必要があって、カントローヴィッチの『王の二つの身体』の第七章を読み直す。エルンスト・H・カントローヴィチ『王の二つの身体 中世政治神学研究』小林公訳・上下(東京:ちくま学芸文庫、2003)
これまで私が書いた論文の中で、医学思想と政治思想の関係に触れたことは何回かあって、そのたびに読み直しているもののひとつだけれども、今回ほど大きなヒントをもらったことはなかった。
全体の話は有名だから簡略に要約すると、後期中世に「王は二つの身体を持っている」という思想が成立する。ひとつは自然的身体で、これは王の死とともに消滅する。もうひとつが政治的身体と呼ばれるもので、こちらは、自然的身体の死とは無関係に永続するものである。

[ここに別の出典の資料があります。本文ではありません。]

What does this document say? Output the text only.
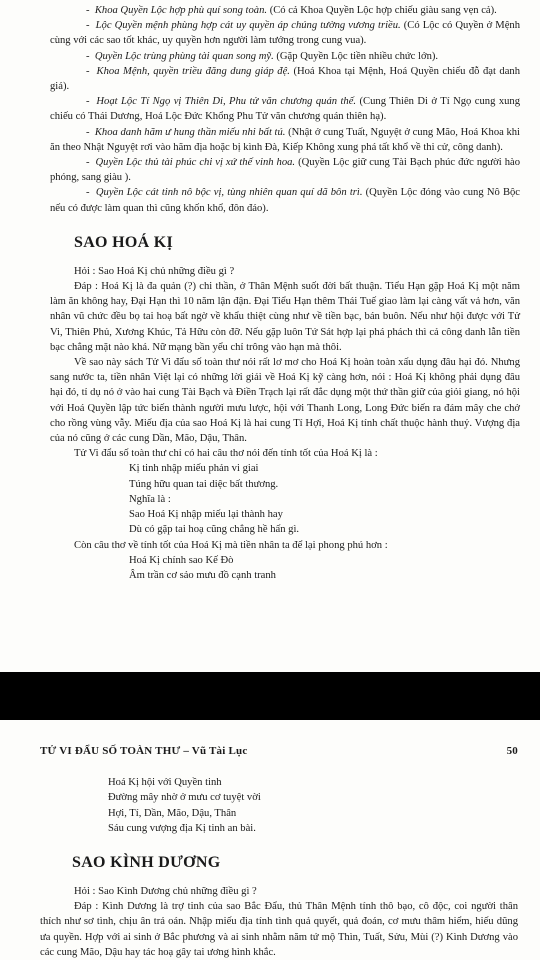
- Khoa Quyền Lộc hợp phù quí song toàn. (Có cả Khoa Quyền Lộc hợp chiếu giàu sang vẹn cả).

- Lộc Quyền mệnh phùng hợp cát uy quyền áp chúng tường vương triều. (Có Lộc có Quyền ở Mệnh cùng với các sao tốt khác, uy quyền hơn người làm tướng trong cung vua).

- Quyền Lộc trùng phùng tài quan song mỹ. (Gặp Quyền Lộc tiền nhiều chức lớn).

- Khoa Mệnh, quyền triều đăng dung giáp đệ. (Hoá Khoa tại Mệnh, Hoá Quyền chiếu đỗ đạt danh giá).

- Hoạt Lộc Tí Ngọ vị Thiên Di, Phu tử văn chương quán thế. (Cung Thiên Di ở Tí Ngọ cung xung chiếu có Thái Dương, Hoá Lộc Đức Khổng Phu Tử văn chương quán thiên hạ).

- Khoa danh hãm ư hung thần miếu nhi bất tú. (Nhật ở cung Tuất, Nguyệt ở cung Mão, Hoá Khoa khi ăn theo Nhật Nguyệt rơi vào hãm địa hoặc bị kình Đà, Kiếp Không xung phá tất khổ về thi cử, công danh).

- Quyền Lộc thủ tài phúc chi vị xứ thế vinh hoa. (Quyền Lộc giữ cung Tài Bạch phúc đức người hào phóng, sang giàu ).

- Quyền Lộc cát tinh nô bộc vị, tùng nhiên quan quí dã bôn trì. (Quyền Lộc đóng vào cung Nô Bộc nếu có được làm quan thì cũng khốn khổ, đôn đáo).

SAO HOÁ KỊ

Hỏi : Sao Hoá Kị chủ những điều gì ?

Đáp : Hoá Kị là đa quản (?) chi thần, ở Thân Mệnh suốt đời bất thuận. Tiểu Hạn gặp Hoá Kị một năm làm ăn không hay, Đại Hạn thì 10 năm lận đận. Đại Tiểu Hạn thêm Thái Tuế giao làm lại càng vất vả hơn, văn nhân vũ chức đều bọ tai hoạ bất ngờ về khẩu thiệt cùng như về tiền bạc, bán buôn. Nếu như hội được với Tử Vi, Thiên Phủ, Xương Khúc, Tả Hữu còn đỡ. Nếu gặp luôn Tứ Sát hợp lại phá phách thì cả công danh lẫn tiền bạc chẳng mặt nào khá. Nữ mạng bần yểu chỉ trông vào hạn mà thôi.

Về sao này sách Tử Vi đẩu số toàn thư nói rất lơ mơ cho Hoá Kị hoàn toàn xấu dụng đâu hại đó. Nhưng sang nước ta, tiền nhân Việt lại có những lời giải về Hoá Kị kỹ càng hơn, nói : Hoá Kị không phải dụng đâu hại đó, tỉ dụ nó ở vào hai cung Tài Bạch và Điền Trạch lại rất đắc dụng một thứ thần giữ của giỏi giang, nó hội với Hoá Quyền lập tức biến thành người mưu lược, hội với Thanh Long, Long Đức biến ra đám mây che chở cho rồng vùng vẫy. Miếu địa của sao Hoá Kị là hai cung Tí Hợi, Hoá Kị tính chất thuộc hành thuỷ. Vượng địa của nó cũng ở các cung Dần, Mão, Dậu, Thân.

Tử Vi đẩu số toàn thư chỉ có hai câu thơ nói đến tính tốt của Hoá Kị là :

Kị tinh nhập miếu phản vi giai

Túng hữu quan tai diệc bất thương.

Nghĩa là :

Sao Hoá Kị nhập miếu lại thành hay

Dù có gặp tai hoạ cũng chẳng hề hấn gì.

Còn câu thơ về tính tốt của Hoá Kị mà tiền nhân ta để lại phong phú hơn :

Hoá Kị chính sao Kế Đò

Âm trần cơ sảo mưu đồ cạnh tranh

TỬ VI ĐẨU SỐ TOÀN THƯ – Vũ Tài Lục	50

Hoá Kị hội với Quyền tinh

Đường mây nhờ ở mưu cơ tuyệt vời

Hợi, Tí, Dần, Mão, Dậu, Thân

Sáu cung vượng địa Kị tinh an bài.

SAO KÌNH DƯƠNG

Hỏi : Sao Kình Dương chủ những điều gì ?

Đáp : Kình Dương là trợ tinh của sao Bắc Đẩu, thủ Thân Mệnh tính thô bạo, cô độc, coi người thân thích như sơ tình, chịu ân trả oán. Nhập miếu địa tính tình quả quyết, quả đoán, cơ mưu thâm hiểm, hiếu dũng ưa quyền. Hợp với ai sinh ở Bắc phương và ai sinh nhằm năm tứ mộ Thìn, Tuất, Sửu, Mùi (?) Kình Dương vào các cung Mão, Dậu hay tác hoạ gây tai ương hình khắc.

この政治的身体の永続性(「王は死なず」)は、王が交代するときの即位と戴冠の間の小さな空白や、継承者が決まるまでの間の大きな空白とは無関係に、王権は連続的なものであることを保証する仕掛けであった。
逆説的なことに、この擬制によって、自然的な身体を超えて永続する王権は、実は自然的な身体の継承に基礎をおくようになる。(このあたりは、教皇による聖別だとか、いろいろな複雑な議論があるけれども、それはここでは省略する。)王位は長子によって継承され、長子は、特別な法や儀式によってではなく、王の「血を引いている」ことによって、永続する政治的な身体を自らのうちに持っているのである。すなわち、王の血筋自体が、聖性を持ち、高貴なのである。この唯物論的・生物学的な王の神聖化は、当時の医学が理解していた遺伝の原理である「血液」へと注目を集めた。「王の二つの身体」という政治思想は、王の身体の中を流れる血液は神の精霊が宿っているという、アリストテレス主義でもストア主義でもない生物学思想を要請したのである。この王権の概念は、「不死鳥」の概念と合致した。不死鳥は500年ごとに自らを荼毘に付し、その灰の中から復活することで有名な神話上の鳥だが、不死鳥は、一度に一羽しか存在しないが、その一羽の中には、永続する不死鳥という「種」が宿っている。その意味で、不死鳥は自然的身体と、永続する「種」という、二つの身体を一羽の中に兼ね備えているのである。